Parents with severe instability issues
If one parent can’t keep a job or a place to live, they can’t provide the kind of structure and stability that children need to thrive. The courts will look at the circumstances of each parent when deciding what custody outcome is best for everyone involved. When one parent can’t provide a safe place to stay, the courts may decide that the children would be better served by seeing that parent during shorter visitation sessions as opposed to overnight shared custody arrangements.
Parents with addiction and health issues
Addiction can impact everything from someone’s consciousness to their decision-making skills. Whether a person struggles with an addiction to gambling, alcohol or drugs, that addiction could compromise their parenting abilities.
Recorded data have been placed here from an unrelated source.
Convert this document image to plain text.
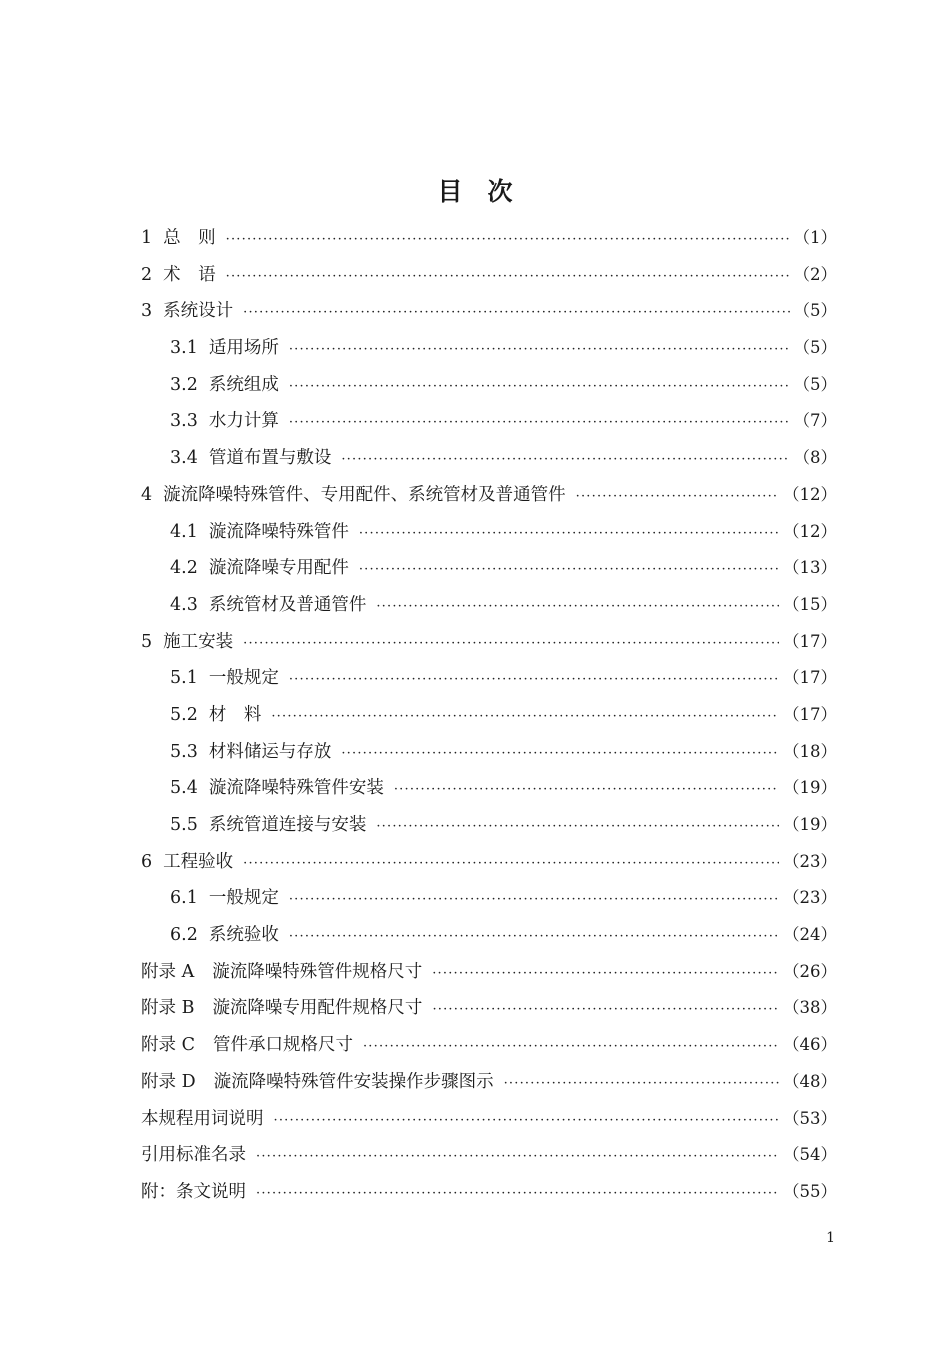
目　次
1 总　则 ·····	（1）
2 术　语 ·····	（2）
3 系统设计 ·····	（5）
3.1 适用场所 ·····	（5）
3.2 系统组成 ·····	（5）
3.3 水力计算 ·····	（7）
3.4 管道布置与敷设 ·····	（8）
4 漩流降噪特殊管件、专用配件、系统管材及普通管件 ·····	（12）
4.1 漩流降噪特殊管件 ·····	（12）
4.2 漩流降噪专用配件 ·····	（13）
4.3 系统管材及普通管件 ·····	（15）
5 施工安装 ·····	（17）
5.1 一般规定 ·····	（17）
5.2 材　料 ·····	（17）
5.3 材料储运与存放 ·····	（18）
5.4 漩流降噪特殊管件安装 ·····	（19）
5.5 系统管道连接与安装 ·····	（19）
6 工程验收 ·····	（23）
6.1 一般规定 ·····	（23）
6.2 系统验收 ·····	（24）
附录 A 漩流降噪特殊管件规格尺寸 ·····	（26）
附录 B 漩流降噪专用配件规格尺寸 ·····	（38）
附录 C 管件承口规格尺寸 ·····	（46）
附录 D 漩流降噪特殊管件安装操作步骤图示 ·····	（48）
本规程用词说明 ·····	（53）
引用标准名录 ·····	（54）
附：条文说明 ·····	（55）
1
Similarly, severe illnesses, ranging from physical conditions to mental health problems, can affect how someone parents. If one parent can show documentation to the court that the condition of the other parent is extreme enough to affect their care for the children, the courts may decide against joint custody.
A parent with a lack of interest or legal action
Believe it or not, one of the most common reasons for the courts to issue sole custody to one parent is because the other parent does not oppose that request. When only one parent seems to show an interest in caring for the children, the courts will potentially choose to entrust this parent with full custody of the children.
As a father, the single most important thing you can do during a divorce is advocate for your rights and protect your relationship with your children. If you stand up and ask for your parenting time, you will increase your chances of a positive outcome.